TO say that I was astonished to see George Osborne heading up the launch of the Knutsford Community Fund is putting it mildly. I practically choked on my cornflakes as I read last week’s front page.
The Community Fund is a splendid and thoroughly praiseworthy initiative, by some very generous sponsors, to help people in need of assistance in the town. The problem with George Osborne being involved is that it was precisely his policy of heartless austerity for so many years that pushed more and more people into that position of need.
For someone who studied history at Oxford, Mr Osborne seemed not to learn the lessons of the 1930s, after the financial crash of 1929.
Then, it was shown both intellectually and empirically, that you can’t cut your way out of a recession. The prime objective of Mr Osborne’s austerity policy was to cut the national deficit, after the financial crash of 2008. This policy failed every target that Mr Osborne set, up to his sacking by Theresa May in 2016.
His government ruthlessly cut funding to public services, such as the NHS (which currently has 20,000 job vacancies), the police, the justice system, prisons and local authorities.
The last of these has resulted in the closure of libraries, children’s centres and local bus services across the country.
As a direct result of his policies, we saw the most shameful scandal of all – the rise of homelessness and of food banks.
Food banks, in one of the richest countries on earth!
We have since seen the slowest recovery on record and only now is a government able to make promises about increased investment.
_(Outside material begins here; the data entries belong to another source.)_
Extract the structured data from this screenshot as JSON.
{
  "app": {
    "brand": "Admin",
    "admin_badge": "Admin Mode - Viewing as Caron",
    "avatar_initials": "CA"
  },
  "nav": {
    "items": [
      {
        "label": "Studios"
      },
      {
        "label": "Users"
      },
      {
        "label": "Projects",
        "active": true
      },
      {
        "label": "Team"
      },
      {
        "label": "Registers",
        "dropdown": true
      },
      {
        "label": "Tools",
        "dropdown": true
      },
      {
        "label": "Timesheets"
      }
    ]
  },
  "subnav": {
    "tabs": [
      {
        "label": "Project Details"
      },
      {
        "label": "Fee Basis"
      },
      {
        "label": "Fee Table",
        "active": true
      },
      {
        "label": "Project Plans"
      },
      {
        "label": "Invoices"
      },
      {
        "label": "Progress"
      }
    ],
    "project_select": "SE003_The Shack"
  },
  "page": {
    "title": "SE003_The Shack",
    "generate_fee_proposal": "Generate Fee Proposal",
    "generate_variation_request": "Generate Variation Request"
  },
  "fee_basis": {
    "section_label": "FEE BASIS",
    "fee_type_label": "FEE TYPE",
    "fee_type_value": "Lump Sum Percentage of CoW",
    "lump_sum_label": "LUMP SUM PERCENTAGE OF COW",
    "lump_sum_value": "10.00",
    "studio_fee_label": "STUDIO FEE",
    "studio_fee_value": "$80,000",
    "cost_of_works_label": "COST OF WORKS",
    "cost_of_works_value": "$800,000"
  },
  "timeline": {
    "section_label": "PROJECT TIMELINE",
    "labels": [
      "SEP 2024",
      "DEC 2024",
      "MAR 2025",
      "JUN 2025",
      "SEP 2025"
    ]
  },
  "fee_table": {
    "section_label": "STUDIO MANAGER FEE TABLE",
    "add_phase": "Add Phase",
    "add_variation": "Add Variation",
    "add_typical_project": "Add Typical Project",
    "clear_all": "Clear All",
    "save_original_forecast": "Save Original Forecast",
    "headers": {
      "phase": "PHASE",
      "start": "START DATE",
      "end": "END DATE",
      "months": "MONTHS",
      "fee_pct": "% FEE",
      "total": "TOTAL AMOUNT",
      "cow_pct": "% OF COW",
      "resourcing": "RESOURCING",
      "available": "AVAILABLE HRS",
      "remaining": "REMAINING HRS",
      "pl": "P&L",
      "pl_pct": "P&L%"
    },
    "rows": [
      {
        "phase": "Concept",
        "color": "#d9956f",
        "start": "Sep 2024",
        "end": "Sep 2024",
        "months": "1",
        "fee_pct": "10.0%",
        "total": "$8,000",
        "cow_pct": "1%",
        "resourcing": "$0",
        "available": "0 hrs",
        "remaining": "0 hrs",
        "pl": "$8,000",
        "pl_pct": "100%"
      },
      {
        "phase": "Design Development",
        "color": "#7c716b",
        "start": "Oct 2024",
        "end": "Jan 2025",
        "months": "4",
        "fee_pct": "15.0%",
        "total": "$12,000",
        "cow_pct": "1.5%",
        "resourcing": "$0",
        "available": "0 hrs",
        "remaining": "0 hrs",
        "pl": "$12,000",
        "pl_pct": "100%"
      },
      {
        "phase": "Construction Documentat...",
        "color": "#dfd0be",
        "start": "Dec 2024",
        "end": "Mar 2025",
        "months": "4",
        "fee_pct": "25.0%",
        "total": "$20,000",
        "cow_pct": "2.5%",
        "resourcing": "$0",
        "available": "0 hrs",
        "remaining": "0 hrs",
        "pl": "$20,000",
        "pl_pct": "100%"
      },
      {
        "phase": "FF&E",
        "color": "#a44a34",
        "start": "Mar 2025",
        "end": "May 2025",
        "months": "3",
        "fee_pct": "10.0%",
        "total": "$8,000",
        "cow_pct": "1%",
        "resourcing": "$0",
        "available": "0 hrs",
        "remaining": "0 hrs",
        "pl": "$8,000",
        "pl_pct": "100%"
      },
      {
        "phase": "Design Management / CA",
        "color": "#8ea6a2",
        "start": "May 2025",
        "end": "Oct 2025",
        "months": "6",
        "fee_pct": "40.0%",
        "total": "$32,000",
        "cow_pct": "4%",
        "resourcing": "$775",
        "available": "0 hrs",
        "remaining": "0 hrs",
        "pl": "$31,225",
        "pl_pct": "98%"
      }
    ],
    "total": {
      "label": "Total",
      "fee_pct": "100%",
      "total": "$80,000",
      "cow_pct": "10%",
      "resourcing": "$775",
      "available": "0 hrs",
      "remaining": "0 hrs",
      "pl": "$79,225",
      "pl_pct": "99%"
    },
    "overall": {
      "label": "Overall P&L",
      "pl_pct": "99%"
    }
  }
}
Too late for many, even if the promises are kept.
It seems to be charities and their volunteers – the Lions, First Responders, CAFT, the Welcome, Knutsford Hosts and so on, that keep this town – and the country generally – going. For that reason the creation of the Knutsford Community Fund is a wholly welcome and heart-warming initiative. But it’s a sobering thought that, but for the policies of the last ten years that have shredded our social fabric, it would not be as necessary as it now is.